Under California Law the harasser is personally liable to the victim of the harassment. If the harasser is a supervisor, or in a supervisory position, the employer is also liable to the victim. For example, if a manager of a fast food restaurant is found liable of sexual harassment for giving unwelcomed massages to the employees, the owner of that fast food restaurant is also liable. This is the case even if the owner has no knowledge of the manager's actions. The owner may be an individual, a partnership, a corporation, or some other kind of legal entity.
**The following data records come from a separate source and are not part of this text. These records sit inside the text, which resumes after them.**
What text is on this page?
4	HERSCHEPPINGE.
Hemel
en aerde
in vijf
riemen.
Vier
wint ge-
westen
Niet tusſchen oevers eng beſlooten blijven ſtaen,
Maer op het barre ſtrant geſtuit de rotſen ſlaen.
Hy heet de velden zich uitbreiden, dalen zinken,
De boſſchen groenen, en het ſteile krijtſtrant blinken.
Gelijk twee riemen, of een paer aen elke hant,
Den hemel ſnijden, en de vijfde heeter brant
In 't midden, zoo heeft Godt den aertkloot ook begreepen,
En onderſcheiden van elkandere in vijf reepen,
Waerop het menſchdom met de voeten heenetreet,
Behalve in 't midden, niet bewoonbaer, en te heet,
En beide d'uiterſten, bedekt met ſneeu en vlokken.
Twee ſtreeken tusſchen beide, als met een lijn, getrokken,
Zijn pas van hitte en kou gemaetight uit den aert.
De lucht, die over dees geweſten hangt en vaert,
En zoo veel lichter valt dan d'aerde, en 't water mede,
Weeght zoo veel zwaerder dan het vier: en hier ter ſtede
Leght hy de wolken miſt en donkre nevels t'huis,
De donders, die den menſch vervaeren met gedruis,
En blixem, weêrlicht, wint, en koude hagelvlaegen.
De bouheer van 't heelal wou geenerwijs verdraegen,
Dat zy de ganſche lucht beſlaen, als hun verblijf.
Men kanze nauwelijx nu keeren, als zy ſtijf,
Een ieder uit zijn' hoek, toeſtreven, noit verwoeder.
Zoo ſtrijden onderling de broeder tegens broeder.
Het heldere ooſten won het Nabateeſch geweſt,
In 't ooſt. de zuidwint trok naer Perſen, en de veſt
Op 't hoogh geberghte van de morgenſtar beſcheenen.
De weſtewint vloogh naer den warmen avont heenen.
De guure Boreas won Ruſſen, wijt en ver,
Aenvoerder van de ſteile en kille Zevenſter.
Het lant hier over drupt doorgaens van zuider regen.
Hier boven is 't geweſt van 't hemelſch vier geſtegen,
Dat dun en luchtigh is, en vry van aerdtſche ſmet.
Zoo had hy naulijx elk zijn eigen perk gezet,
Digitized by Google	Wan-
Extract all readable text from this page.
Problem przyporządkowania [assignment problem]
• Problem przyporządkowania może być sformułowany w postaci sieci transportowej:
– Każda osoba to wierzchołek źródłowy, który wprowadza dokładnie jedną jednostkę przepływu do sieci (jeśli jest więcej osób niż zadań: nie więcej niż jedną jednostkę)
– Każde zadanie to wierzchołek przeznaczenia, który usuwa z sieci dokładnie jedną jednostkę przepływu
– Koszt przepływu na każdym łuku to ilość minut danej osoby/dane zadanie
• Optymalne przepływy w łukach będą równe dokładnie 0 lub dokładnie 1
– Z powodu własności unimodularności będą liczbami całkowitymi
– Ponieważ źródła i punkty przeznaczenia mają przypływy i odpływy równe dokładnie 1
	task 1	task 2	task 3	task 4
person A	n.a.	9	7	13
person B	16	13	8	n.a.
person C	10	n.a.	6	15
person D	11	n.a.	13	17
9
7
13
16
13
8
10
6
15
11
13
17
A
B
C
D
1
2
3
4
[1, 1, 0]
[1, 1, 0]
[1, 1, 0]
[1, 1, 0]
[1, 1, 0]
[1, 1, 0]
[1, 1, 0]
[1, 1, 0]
Saturday, February 17, 2007

Harassment Feels Wrong

There are several legal definitions of what constitutes actionable workplace harassment. Some definitions are statutory (i.e., created by statute) while others are stated in case law (i.e., set forth by judges in appellate and Supreme Court decisions). However, as a preliminary matter harassment just feels wrong. In other words, if someone is treating you harshly in the workplace and making you lose sleep or feel sick, this is a sign, that you may be a victim of harassment.